掲載日:2012年06月04日 タメになるショートコラム集バイク乗りの勘所    

Text/Nobuya YOSHIMURA

先日、琵琶湖の湖岸道路を走っていて、路面にあった “50” の表示が削り落とされているのに気がついた。1箇所だけでなく、私が走った約10kmの区間に何箇所も、同じような痕跡があった。これはつまり、指定速度を解除したということだ。50 の表示(指定速度)があれば、最高速度(制限時速)は 50km/h だが、それがない場合の最高速度(法定速度)は 60km/h だから、最高速度が 10km/h 引き上げられたということだ。リーズナブルな交通規制への第一歩として歓迎したい。

そもそも日本の制限速度は低すぎる。一律 1.5 倍程度に引き上げてもらいたい。ただ、どこでもすべて低すぎるかというと、そうではなく、高すぎると感じるところもある。一律 1.5 倍に引き上げたあと、道路と交通の状況に応じて、部分的に上げたり下げたりのキメ細かな調整が必要なのは言うまでもない。とにかく、現状の交通規制は、制限速度に限らず、大ざっぱすぎる。
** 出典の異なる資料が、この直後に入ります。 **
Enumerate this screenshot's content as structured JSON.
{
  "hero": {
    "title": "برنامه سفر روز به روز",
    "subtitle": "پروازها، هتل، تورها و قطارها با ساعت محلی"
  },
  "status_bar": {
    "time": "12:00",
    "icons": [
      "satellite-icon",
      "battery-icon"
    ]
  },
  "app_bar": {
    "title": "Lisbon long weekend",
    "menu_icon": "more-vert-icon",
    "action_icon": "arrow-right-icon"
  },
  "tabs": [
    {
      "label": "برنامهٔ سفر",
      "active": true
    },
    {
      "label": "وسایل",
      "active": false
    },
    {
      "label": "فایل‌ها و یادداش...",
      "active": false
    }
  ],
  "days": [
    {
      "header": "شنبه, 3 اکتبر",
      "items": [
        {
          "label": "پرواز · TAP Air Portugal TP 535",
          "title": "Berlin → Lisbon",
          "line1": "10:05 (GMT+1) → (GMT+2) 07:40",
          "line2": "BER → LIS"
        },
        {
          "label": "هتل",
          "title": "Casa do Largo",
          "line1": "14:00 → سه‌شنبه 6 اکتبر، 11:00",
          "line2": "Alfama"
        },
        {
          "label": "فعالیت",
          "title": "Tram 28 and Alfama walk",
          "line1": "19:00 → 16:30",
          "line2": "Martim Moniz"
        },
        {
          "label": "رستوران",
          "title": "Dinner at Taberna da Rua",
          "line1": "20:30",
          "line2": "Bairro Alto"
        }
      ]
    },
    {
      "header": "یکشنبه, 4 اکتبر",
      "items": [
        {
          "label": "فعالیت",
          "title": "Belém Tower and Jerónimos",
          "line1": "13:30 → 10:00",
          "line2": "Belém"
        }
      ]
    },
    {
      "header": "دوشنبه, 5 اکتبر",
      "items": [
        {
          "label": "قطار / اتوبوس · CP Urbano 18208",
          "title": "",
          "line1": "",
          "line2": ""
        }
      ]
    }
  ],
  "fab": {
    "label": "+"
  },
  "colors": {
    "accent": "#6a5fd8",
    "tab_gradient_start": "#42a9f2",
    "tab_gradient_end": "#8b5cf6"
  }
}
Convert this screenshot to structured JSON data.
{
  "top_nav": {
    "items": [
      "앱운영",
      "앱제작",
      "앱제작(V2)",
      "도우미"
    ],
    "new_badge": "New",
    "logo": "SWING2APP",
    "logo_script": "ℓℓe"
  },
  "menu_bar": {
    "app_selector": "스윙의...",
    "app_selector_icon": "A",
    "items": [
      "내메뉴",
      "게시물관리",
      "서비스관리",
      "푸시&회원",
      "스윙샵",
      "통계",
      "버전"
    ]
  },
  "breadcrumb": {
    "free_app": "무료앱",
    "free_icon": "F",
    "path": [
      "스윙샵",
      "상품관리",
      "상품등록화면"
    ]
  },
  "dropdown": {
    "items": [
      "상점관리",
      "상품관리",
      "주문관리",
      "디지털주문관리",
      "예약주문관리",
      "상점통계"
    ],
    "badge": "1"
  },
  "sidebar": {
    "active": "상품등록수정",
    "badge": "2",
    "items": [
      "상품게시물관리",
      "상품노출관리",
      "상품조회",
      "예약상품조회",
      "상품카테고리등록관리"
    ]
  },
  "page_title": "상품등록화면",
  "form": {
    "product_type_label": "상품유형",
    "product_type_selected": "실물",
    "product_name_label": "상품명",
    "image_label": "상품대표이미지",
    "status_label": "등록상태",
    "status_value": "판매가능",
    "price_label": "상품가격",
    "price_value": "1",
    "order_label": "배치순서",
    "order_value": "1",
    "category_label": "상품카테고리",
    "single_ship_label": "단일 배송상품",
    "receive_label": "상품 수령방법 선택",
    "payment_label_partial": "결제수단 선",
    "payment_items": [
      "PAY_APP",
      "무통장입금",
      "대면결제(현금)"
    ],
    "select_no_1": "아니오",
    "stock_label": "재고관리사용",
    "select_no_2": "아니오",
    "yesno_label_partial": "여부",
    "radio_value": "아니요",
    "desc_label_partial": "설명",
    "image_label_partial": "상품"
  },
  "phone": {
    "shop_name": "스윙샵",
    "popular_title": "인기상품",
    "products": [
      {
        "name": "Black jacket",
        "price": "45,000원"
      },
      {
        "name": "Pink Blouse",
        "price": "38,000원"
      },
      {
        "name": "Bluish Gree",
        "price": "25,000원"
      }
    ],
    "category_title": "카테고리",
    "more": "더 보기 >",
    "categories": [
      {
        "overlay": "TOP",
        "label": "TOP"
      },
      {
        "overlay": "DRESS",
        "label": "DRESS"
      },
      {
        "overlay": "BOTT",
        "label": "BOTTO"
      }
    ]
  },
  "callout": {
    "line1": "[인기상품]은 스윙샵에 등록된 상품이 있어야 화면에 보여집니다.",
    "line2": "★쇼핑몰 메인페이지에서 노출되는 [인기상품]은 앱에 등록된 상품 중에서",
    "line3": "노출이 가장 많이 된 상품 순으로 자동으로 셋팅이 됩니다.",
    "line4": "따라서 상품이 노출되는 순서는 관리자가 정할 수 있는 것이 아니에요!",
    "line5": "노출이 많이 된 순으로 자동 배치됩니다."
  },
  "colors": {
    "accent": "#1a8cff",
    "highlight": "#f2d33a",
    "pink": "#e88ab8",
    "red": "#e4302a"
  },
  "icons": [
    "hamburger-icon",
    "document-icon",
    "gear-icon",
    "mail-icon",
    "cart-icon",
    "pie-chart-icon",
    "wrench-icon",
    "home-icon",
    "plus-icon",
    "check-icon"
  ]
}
誰のための道路なのか、何のための交通規制なのかを考え、もっと細やかに検討・実施すべきだろう。

高速道路の集中工事のとき “安全のための連続規制” なる文言を目にしたことがある。見た瞬間に “はは~ん、なるほど…” と思った。一般道路の大ざっぱな交通規制も、キメ細かにするより、同じ規制を延々と続けたほうが安全だと考えているのかもしれない。だとすれば大間違いだ。標識を見て規制を認知し、道路と交通の状況を把握して判断し、それに基づいて運転操作をすべき運転者を思考停止状態に陥らせるだけでなく、どこかで “キレ” させる要因にもなっている。

追い越し禁止(追い越しのための道路の右側部分はみ出し通行禁止)も然り。見通しの良い・悪いにかかわらず延々とこれをやられると、最初は従っていた運転者が、次第にイライラをつのらせ、やがて “キレ” て、危険な追い越しをする。私はもちろん、お読みの方にも身に覚えがあるはずだ。そうした危険も、キメ細かな規制(静岡県駿河地方は、わりとできていた)にすることで回避できるはず。運転者の心理を考えた “キレ” させない規制にも取り組んでいただきたい。